Beiträge von Monstertier

    Ich bin jetzt tatsächlich nicht vom rechtlichen Blickwinkel aus ausgegangen, sondern vom tierisch-menschlichen. Wie es rechtlich aussieht, weiß ich nicht, aber wenn ein fremder Hund seine Schnauze durch mein Tor steckt, und mein Hund ihn dann beißt, wäre ich not amused, wenn mir der Besitzer dann irgendwelche Forderungen stellen würde.

    Bei einem Kind oder Menschen ist es rechtlich aber wohl definitiv so, dass die Schuld dann beim Hund bzw. Halter liegt. Aber bei Hund vs. Hund, keine Ahnung :ka:

    Aber "nicht alle" gilt doch immer? Ich würde auch nicht jedem 20jährigen nen Welpen in die Hand drücken? Man guckt sich doch als Züchter oder Tierschutzbeauftrager bestenfalls IMMER den Bewerber genau an. Bei dem einen kann es dann eben sein, dass ich ihm keinen Hund geben will, weil er aussieht, als ob er gleich zusammen bricht, beim anderen, als ob er jeden Abend Party macht und betrunken unterm Tisch liegt (beides überspitzt gesagt).

    Irgendetwas rein nur vom Alter abhängig zu machen (was hier eben durchaus passiert ist), halte ich nicht für vernünftig. Man muss den Halter immer auf den Hund abgestimmt betrachten - keinen Maliwelpen zu einer gebrechlichen 80jährigen, und keinen 13jährigen übergewichtigen Chi zu einem leidenschaftlichen IPO-Sportler.

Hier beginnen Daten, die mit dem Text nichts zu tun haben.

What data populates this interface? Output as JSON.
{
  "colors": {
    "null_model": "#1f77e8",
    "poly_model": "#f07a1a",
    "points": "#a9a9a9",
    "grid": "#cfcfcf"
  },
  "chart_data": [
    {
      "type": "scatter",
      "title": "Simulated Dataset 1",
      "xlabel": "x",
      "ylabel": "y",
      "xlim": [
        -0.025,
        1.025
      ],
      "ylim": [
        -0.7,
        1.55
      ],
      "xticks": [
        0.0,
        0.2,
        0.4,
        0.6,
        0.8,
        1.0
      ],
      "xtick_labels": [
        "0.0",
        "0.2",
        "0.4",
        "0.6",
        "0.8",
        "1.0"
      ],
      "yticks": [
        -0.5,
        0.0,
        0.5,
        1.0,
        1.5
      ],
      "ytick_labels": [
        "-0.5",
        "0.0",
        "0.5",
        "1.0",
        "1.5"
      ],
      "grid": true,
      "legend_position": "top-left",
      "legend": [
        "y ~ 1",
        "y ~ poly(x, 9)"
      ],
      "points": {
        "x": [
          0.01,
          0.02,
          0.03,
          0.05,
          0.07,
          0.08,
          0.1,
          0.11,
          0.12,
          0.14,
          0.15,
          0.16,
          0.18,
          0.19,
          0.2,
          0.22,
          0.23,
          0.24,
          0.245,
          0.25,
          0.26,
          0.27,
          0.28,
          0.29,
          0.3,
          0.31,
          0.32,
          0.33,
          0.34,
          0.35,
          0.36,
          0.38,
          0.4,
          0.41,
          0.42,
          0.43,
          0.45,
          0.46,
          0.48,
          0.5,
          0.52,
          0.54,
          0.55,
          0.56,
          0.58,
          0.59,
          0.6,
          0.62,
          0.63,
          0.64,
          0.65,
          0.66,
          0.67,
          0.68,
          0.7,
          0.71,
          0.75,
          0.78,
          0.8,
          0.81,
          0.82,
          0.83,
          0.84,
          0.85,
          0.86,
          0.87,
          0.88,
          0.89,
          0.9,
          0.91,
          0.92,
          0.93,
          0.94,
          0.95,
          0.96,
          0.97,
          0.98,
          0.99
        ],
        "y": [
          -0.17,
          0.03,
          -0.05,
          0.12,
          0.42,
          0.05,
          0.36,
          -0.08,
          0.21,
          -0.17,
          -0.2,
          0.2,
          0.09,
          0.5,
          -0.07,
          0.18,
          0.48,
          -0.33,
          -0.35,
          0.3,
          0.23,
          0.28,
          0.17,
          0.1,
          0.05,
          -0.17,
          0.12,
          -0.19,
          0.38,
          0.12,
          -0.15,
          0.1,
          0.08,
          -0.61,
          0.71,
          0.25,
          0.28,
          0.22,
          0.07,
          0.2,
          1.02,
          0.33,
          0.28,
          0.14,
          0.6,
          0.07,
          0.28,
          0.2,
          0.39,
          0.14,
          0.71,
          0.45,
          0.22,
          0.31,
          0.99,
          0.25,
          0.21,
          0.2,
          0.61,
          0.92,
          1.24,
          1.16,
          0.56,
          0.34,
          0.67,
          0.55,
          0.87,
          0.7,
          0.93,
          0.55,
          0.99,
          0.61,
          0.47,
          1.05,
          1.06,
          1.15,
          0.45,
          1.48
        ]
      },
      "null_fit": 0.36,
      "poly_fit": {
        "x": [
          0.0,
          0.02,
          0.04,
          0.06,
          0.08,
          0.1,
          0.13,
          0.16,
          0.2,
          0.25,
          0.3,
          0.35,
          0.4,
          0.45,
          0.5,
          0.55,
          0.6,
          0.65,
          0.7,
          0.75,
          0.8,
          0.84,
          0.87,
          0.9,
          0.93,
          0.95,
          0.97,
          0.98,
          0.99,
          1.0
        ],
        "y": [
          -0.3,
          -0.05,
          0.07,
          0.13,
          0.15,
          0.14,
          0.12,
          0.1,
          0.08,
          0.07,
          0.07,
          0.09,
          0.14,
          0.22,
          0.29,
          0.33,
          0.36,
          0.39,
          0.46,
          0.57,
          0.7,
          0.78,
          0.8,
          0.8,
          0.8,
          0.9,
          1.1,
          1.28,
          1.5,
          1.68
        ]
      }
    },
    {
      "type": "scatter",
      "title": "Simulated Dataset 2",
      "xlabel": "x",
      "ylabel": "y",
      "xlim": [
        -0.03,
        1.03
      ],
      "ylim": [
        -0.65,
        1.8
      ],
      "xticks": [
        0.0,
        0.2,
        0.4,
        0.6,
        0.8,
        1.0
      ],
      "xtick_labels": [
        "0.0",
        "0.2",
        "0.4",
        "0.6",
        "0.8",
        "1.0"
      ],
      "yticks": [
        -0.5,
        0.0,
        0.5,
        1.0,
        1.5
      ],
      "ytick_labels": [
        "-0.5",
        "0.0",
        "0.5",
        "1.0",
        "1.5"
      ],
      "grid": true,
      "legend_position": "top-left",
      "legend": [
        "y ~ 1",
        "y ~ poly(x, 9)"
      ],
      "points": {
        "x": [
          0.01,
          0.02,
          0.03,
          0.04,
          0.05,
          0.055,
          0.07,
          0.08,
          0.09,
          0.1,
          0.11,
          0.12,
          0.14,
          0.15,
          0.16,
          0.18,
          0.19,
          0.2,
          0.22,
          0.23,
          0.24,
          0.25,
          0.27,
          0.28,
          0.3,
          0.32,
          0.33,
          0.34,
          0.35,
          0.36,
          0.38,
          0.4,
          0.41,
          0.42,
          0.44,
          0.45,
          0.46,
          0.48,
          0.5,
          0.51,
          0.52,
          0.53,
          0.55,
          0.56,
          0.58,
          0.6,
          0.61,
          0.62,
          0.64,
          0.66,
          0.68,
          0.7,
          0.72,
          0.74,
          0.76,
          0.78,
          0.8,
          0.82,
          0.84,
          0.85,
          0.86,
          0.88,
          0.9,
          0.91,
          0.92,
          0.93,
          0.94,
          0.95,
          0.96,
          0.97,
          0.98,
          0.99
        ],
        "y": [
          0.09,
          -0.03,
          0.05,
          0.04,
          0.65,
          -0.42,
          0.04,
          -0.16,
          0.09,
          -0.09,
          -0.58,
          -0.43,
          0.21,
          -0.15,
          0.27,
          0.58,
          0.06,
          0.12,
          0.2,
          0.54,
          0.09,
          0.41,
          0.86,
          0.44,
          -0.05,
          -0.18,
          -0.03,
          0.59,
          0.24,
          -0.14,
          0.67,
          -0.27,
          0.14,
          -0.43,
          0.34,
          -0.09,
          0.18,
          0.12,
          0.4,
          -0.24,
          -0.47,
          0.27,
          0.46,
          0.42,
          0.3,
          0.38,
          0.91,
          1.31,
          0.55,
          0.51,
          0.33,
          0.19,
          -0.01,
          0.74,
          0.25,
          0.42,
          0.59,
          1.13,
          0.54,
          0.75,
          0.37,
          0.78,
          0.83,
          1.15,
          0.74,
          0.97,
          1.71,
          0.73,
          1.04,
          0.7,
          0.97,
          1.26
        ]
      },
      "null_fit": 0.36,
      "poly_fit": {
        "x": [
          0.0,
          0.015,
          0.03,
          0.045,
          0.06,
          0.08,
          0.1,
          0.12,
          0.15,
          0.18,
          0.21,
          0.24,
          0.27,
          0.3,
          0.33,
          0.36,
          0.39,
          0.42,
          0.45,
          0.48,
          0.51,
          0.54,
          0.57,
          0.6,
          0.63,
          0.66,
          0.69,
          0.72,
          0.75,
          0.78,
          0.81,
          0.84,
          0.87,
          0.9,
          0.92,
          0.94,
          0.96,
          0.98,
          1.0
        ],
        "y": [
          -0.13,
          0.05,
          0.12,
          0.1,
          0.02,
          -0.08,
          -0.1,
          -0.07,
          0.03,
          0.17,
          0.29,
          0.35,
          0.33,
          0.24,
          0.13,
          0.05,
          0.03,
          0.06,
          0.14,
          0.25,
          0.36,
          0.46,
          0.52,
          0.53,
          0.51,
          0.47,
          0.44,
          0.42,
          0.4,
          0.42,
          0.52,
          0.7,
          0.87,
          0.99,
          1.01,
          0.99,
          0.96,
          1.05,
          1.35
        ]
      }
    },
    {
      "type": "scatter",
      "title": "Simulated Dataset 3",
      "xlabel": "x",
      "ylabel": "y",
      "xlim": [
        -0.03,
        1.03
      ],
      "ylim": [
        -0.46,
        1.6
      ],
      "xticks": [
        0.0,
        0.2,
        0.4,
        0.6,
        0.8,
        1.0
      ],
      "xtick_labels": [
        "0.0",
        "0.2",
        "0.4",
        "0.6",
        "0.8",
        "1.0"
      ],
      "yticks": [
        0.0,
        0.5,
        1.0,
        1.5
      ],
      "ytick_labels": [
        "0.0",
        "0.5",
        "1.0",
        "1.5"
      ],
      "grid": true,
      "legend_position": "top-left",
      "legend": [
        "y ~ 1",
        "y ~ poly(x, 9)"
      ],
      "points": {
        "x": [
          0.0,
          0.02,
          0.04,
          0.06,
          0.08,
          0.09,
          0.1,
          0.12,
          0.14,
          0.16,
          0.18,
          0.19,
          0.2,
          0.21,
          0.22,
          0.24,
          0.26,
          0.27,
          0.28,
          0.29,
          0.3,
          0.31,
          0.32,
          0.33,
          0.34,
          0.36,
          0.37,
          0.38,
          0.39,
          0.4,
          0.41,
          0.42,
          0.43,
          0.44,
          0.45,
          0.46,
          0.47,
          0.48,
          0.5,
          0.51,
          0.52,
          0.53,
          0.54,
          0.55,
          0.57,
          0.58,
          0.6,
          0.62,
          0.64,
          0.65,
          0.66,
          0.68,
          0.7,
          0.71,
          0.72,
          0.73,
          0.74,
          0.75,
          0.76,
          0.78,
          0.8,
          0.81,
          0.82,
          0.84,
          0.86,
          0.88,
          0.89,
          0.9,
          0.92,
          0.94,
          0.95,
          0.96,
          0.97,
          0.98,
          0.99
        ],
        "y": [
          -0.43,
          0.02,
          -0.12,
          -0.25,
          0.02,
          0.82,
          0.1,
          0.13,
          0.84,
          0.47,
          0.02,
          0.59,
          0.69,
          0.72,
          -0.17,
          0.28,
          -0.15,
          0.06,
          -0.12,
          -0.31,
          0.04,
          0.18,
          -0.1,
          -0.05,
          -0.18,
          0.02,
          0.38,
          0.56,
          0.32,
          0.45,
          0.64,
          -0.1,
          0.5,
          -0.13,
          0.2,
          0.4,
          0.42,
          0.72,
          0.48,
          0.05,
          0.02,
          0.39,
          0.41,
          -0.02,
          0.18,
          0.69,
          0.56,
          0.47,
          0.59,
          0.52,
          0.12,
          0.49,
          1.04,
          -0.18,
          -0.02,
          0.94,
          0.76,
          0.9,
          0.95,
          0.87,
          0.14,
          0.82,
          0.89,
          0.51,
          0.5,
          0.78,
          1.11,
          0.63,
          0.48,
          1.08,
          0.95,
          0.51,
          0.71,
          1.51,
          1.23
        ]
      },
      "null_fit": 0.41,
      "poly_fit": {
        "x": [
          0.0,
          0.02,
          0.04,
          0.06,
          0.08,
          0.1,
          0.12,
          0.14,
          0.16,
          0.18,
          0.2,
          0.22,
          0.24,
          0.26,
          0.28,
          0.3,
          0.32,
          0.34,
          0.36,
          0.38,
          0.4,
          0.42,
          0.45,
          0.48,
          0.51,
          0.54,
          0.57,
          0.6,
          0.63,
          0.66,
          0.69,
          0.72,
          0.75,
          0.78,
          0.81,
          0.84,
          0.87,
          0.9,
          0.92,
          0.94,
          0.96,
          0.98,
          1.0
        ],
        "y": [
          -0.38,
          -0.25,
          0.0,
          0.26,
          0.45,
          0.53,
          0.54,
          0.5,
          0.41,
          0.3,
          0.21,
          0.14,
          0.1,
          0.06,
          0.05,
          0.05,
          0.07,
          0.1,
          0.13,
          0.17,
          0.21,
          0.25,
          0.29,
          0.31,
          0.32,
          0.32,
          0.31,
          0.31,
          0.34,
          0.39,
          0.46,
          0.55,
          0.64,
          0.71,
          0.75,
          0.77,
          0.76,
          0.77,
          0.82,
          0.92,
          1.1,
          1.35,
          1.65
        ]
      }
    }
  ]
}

    Aber das ist doch alles eine Sache von "Plan B gibt es nicht" (wobei sich mir tatsächlich nicht erschließt, warum die Ehemänner, die ja bei der Auswahl und Aufzucht des Hundes mit dabei waren, jetzt plötzlich mit ihm überfordert sind :ka: ). Einer dieser Ehemänner könnte auch mein Freund sein, weil mich morgen ein Auto erfasst. Da wäre Plan B auch nötig.

    Das ist doch das, was die ganze Zeit hier gesagt wird: Einen Plan B für den Fall, dass man sich aus welchen Gründen auch immer nicht mehr um den Hund kümmern kann, sollte man immer haben. Einen Hund sollte man IMMER nach den eigenen Möglichkeiten und Fähigkeiten aussuchen (aka man kann sich durchaus überlegen, ob man in der Lage ist, einen dreijährigen Hund zu halten oder nicht).

    Und warum gehen denn dann ältere Hunde? Wenn ich einen kleinen, achtjährigen Hund hole, kann der immer noch gut und gerne 7 bis 10 Jahre leben. Bei 60/65 steigt dann doch auch die Wahrscheinlichkeit, dass ich vor dem Hund sterbe. Mal davon abgesehen, dass, wenn man selber mit diversen Gebrechen zu kämpfen hat, man dann auch noch einen Hund hat, der Altersgebrechen bekommt. Also sollten ältere Menschen nur Hunde holen, die maximal noch fünf Jahre leben und trotzdem ausreichend fit oder klein sind, dass sie keine intensive Pflege benötigen?

    nun, ich sehe oft genug was mit Hunden bei alten Leuten passiert. Das ist meine persönliche und berufliche Erfahrung Und daraus muss ich Sarah einfach zustimmen und kann sie verstehen, warum sie diese Grenze so setzt.

    Ist 60+ für dich wirklich alt? Ich kenne keinen - und damit meine ich wirklich keinen -, fitten 60jährigen, dem ich nicht einen Welpen anvertrauen würde (von jemandem, der in dem Alter schon zahlreiche Gebrechen hat, rede ich nicht.. aber da fällt mir auf Anhieb auch nur eine Person ein, die in dem Alter zu unfit ist, um mit einem Welpen zurecht zu kommen).